April 25, 2015

The portraits of My Dead Pony, or Raphaël Vicenzi as his parents probably know him, are a haunting affair. Blending hand-drawn figure studies with echoing words and ghostly graffiti, the portraits immerse their glamourous subjects in layers of urban imagery, as if they were being transformed by the projected thoughts of a city. We caught up with the Brussels-based artist to talk about illustration, the qualities of a great muse, and his living 3D illustration dreams of the future…

UO: Hi Raphaël! First things first, how did you get into illustration?

Raphaël: I always wanted to do something artistic when I was younger but I didn’t really know how to go about it and my parents weren’t really supportive of this career path either. It’s only that much later in my life, the internet made me realize the potential of working with Photoshop, so I started learning it all by myself. Nowadays there are tons of YouTube tutorials and websites but back then I struggled a lot. It wasn’t a conscious plan on my part and I didn’t really know that I was doing illustrations until someone pointed it out to me. What a revelation that was for me! I never stopped and I am still learning how to become a better artist.

UO: What ideas would you most like your work to talk about?

Raphaël:A love of beauty and mindfulness of our mortality.

Your use a lot of fashion iconography – what is it that draws you to it?

Raphaël: The sense of timeless beauty, the poses, the shapes and colours. I also really love fashion illustration even if I don’t consider my works in this manner. I borrow inspiration from this seemingly glittery world and put my own gritty spin on it.

UO: That blend of portraiture and graffiti styles is really unique- which part of the process comes first to you? Do you see an image or a word?

Raphaël: When an idea takes shape in my mind it is multi-layered. I’d see an image with a fleeting feeling and a few words that are very personal to me. From there I can start building a personal narrative about the image where one shape will lead to some colour palette, where broken words will attracts different textures and so on. The image has its own idea of where to go and I am merely the tool to make it happen. I work in bursts of creativity. Sometimes all I do is experimenting with different colours, shapes, textures until it starts to make sense. That is the most painful part, when I have the sense that I haven’t found the right way to build the image yet. My way of working is quite chaotic, and I do work better when I have got something on my chest and I’m bit angry. Sometimes the whole illustration just happens when I didn’t really expect it to work, so I just pretend that I know what I’m doing.

What do you look for in a muse for a portrait?

UO: What do you look for in a muse for a portrait?

Raphaël: Presence, character and the feeling that there is so much more beneath the skin than what I see. An ache and nostalgia, as well.

Perhaps I am just looking for a part of myself in these portraits.

UO: What about artists – are there any others than particular inspire you at the moment?
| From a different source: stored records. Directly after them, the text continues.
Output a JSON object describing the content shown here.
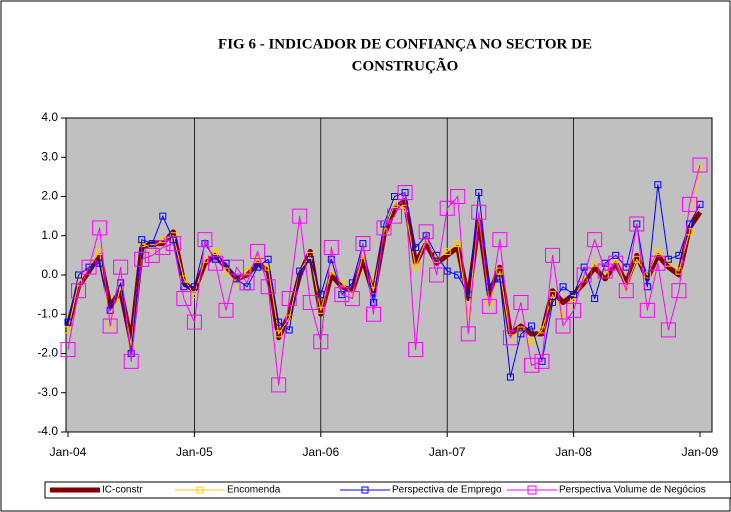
{
  "chart_data": {
    "type": "line",
    "title": [
      "FIG 6 - INDICADOR DE CONFIANÇA NO SECTOR DE",
      "CONSTRUÇÃO"
    ],
    "categories": [
      "Jan-04",
      null,
      null,
      null,
      null,
      null,
      null,
      null,
      null,
      null,
      null,
      null,
      "Jan-05",
      null,
      null,
      null,
      null,
      null,
      null,
      null,
      null,
      null,
      null,
      null,
      "Jan-06",
      null,
      null,
      null,
      null,
      null,
      null,
      null,
      null,
      null,
      null,
      null,
      "Jan-07",
      null,
      null,
      null,
      null,
      null,
      null,
      null,
      null,
      null,
      null,
      null,
      "Jan-08",
      null,
      null,
      null,
      null,
      null,
      null,
      null,
      null,
      null,
      null,
      null,
      "Jan-09"
    ],
    "ylim": [
      -4,
      4
    ],
    "yticks": [
      {
        "value": -4,
        "label": "-4.0"
      },
      {
        "value": -3,
        "label": "-3.0"
      },
      {
        "value": -2,
        "label": "-2.0"
      },
      {
        "value": -1,
        "label": "-1.0"
      },
      {
        "value": 0,
        "label": "0.0"
      },
      {
        "value": 1,
        "label": "1.0"
      },
      {
        "value": 2,
        "label": "2.0"
      },
      {
        "value": 3,
        "label": "3.0"
      },
      {
        "value": 4,
        "label": "4.0"
      }
    ],
    "background": "#c0c0c0",
    "series": [
      {
        "name": "IC-constr",
        "color": "#800000",
        "width": 5,
        "marker": 0,
        "values": [
          -1.3,
          -0.3,
          0.1,
          0.5,
          -0.8,
          -0.4,
          -1.7,
          0.7,
          0.8,
          0.8,
          1.1,
          -0.2,
          -0.4,
          0.3,
          0.5,
          0.2,
          -0.1,
          0.0,
          0.3,
          0.1,
          -1.6,
          -1.0,
          0.0,
          0.6,
          -1.0,
          0.0,
          -0.3,
          -0.4,
          0.4,
          -0.5,
          1.0,
          1.7,
          1.9,
          0.3,
          0.8,
          0.3,
          0.5,
          0.7,
          -0.6,
          1.4,
          -0.5,
          0.2,
          -1.5,
          -1.3,
          -1.5,
          -1.5,
          -0.4,
          -0.7,
          -0.5,
          -0.2,
          0.2,
          -0.1,
          0.3,
          -0.2,
          0.5,
          -0.1,
          0.5,
          0.2,
          0.0,
          1.2,
          1.6
        ]
      },
      {
        "name": "Encomenda",
        "color": "#ffcc00",
        "width": 1,
        "marker": 6,
        "values": [
          -1.4,
          -0.2,
          0.2,
          0.6,
          -1.3,
          -0.3,
          -1.8,
          0.8,
          0.7,
          0.9,
          1.0,
          -0.1,
          -0.5,
          0.4,
          0.6,
          0.1,
          -0.2,
          0.1,
          0.4,
          0.2,
          -1.5,
          -1.1,
          0.1,
          0.5,
          -0.9,
          0.1,
          -0.2,
          -0.5,
          0.5,
          -0.4,
          1.1,
          1.8,
          1.7,
          0.2,
          0.9,
          0.4,
          0.6,
          0.8,
          -1.0,
          1.5,
          -0.7,
          0.1,
          -1.6,
          -1.4,
          -1.7,
          -1.4,
          -0.5,
          -1.0,
          -0.6,
          -0.1,
          0.3,
          0.0,
          0.4,
          -0.3,
          0.4,
          0.0,
          0.6,
          0.3,
          0.1,
          1.1,
          2.7
        ]
      },
      {
        "name": "Perspectiva de Emprego",
        "color": "#0000ff",
        "width": 1,
        "marker": 6,
        "values": [
          -1.2,
          0.0,
          0.2,
          0.3,
          -0.9,
          -0.2,
          -2.0,
          0.9,
          0.8,
          1.5,
          0.9,
          -0.3,
          -0.3,
          0.8,
          0.4,
          0.3,
          -0.1,
          -0.3,
          0.2,
          0.4,
          -1.2,
          -1.4,
          0.1,
          0.4,
          -0.5,
          0.4,
          -0.5,
          -0.2,
          0.8,
          -0.7,
          1.3,
          2.0,
          2.1,
          0.7,
          1.0,
          0.5,
          0.1,
          0.0,
          -0.5,
          2.1,
          -0.3,
          -0.1,
          -2.6,
          -1.5,
          -1.3,
          -2.2,
          -0.7,
          -0.3,
          -0.5,
          0.2,
          -0.6,
          0.3,
          0.5,
          0.2,
          1.3,
          -0.3,
          2.3,
          0.4,
          0.5,
          1.3,
          1.8
        ]
      },
      {
        "name": "Perspectiva Volume de Negócios",
        "color": "#ff00ff",
        "width": 1,
        "marker": 14,
        "values": [
          -1.9,
          -0.4,
          0.2,
          1.2,
          -1.3,
          0.2,
          -2.2,
          0.4,
          0.5,
          0.7,
          0.8,
          -0.6,
          -1.2,
          0.9,
          0.3,
          -0.9,
          0.2,
          -0.2,
          0.6,
          -0.3,
          -2.8,
          -0.6,
          1.5,
          -0.7,
          -1.7,
          0.7,
          -0.5,
          -0.6,
          0.8,
          -1.0,
          1.2,
          1.5,
          2.1,
          -1.9,
          1.1,
          0.0,
          1.7,
          2.0,
          -1.5,
          1.6,
          -0.8,
          0.9,
          -1.6,
          -0.7,
          -2.3,
          -2.2,
          0.5,
          -1.3,
          -0.9,
          0.0,
          0.9,
          0.1,
          0.3,
          -0.4,
          1.3,
          -0.9,
          0.3,
          -1.4,
          -0.4,
          1.8,
          2.8
        ]
      }
    ]
  }
}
Raphaël: They are all on my Tumblr. There are so many talented people that it’s really hard to name just a few. I’m always looking out for new artists, new bands, videos… I do believe that as an artist, you must be open to everything else because that is the main source for your future projects or ideas. I am so glad that the internet made all these discoveries possible.

UO: What do you think will be possible in illustration in ten years’ time that isn’t at the moment?

Raphaël: I had a dream once where I was drawing life-like pandas, but on some kind of high-tech computer where you could rotate the 3D image in the air and build it there. Then you could just put the image you created on your table and it would be animated by itself. All kind of crazy, live, 3D stuff would take shape and run around the streets and climb buildings.